I think under certain circumstances the taking of one's own life is the bravest thing a person can do. I also think that under the same circumstances that deciding not to take one's own life is the bravest thing a person can do. This is not a contradiction. Both are equally brave in that simply having faced the decision and decided one way or the other* is the boldest behavior, in a heroic sense.

I say this now because I have had friends who have been reckoned to've ended their own lives. Oddly, it seems to me, there were not only loved ones of the deceased with the fixed inclination toward ruling out the possibility, I suppose sometimes out of denial, but there were others, as well, who seemed set in the belief that it was surely suicide, not only those who felt they were facing the truth, as each case may be, but with a titillating taste of morbid reassurance.

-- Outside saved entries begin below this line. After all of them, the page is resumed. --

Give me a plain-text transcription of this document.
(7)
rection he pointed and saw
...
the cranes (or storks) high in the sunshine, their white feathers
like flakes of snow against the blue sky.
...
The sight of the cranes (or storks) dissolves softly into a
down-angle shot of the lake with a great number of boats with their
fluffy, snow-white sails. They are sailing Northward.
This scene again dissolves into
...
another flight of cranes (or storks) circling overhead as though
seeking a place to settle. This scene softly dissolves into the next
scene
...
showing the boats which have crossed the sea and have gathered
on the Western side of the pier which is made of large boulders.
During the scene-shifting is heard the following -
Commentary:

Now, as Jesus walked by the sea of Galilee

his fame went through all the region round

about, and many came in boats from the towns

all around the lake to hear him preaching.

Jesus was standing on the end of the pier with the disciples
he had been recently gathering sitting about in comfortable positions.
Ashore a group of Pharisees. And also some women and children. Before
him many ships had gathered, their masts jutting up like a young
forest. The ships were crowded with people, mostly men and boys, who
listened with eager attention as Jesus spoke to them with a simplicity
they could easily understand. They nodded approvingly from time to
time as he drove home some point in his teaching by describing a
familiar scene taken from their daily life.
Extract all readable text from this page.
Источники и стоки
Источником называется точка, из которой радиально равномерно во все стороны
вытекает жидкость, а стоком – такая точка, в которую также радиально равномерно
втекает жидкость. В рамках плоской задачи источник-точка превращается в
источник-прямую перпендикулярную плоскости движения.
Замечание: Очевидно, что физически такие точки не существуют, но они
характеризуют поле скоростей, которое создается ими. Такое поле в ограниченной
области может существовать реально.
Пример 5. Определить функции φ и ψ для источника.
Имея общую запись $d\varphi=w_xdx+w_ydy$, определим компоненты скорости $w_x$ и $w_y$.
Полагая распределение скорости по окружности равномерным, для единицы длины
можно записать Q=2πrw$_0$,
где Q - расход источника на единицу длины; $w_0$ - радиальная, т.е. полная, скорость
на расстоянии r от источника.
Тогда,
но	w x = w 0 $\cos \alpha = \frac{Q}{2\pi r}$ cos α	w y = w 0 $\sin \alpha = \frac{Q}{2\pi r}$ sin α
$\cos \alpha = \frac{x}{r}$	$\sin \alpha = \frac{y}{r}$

Now, I am not heroic. If I had had over the course of time a foolproof means to end it all, I doubt I'd be here. The fear of failure, however, a resulting disability, or of being caught, has governed any such thoughts. In this sense I have never really made a decision to go on living so much as *reached a default position. I'll bet you anything that there are a billion more like me.

Now I guess one surefire method would be to climb to the top of somewhere quite high and leap to the glorious death afforded one who gets to feel that rush all the way down. But being rabidly opposed to bombing people, I cannot help fear that last act's ending as hypocrisy from on high.

Regarding living in a heroic sense, if I were truly bold I would risk being thought utterly mad and climb to the top of somewhere quite high and scream to everyone what I really think. And I'd never stop.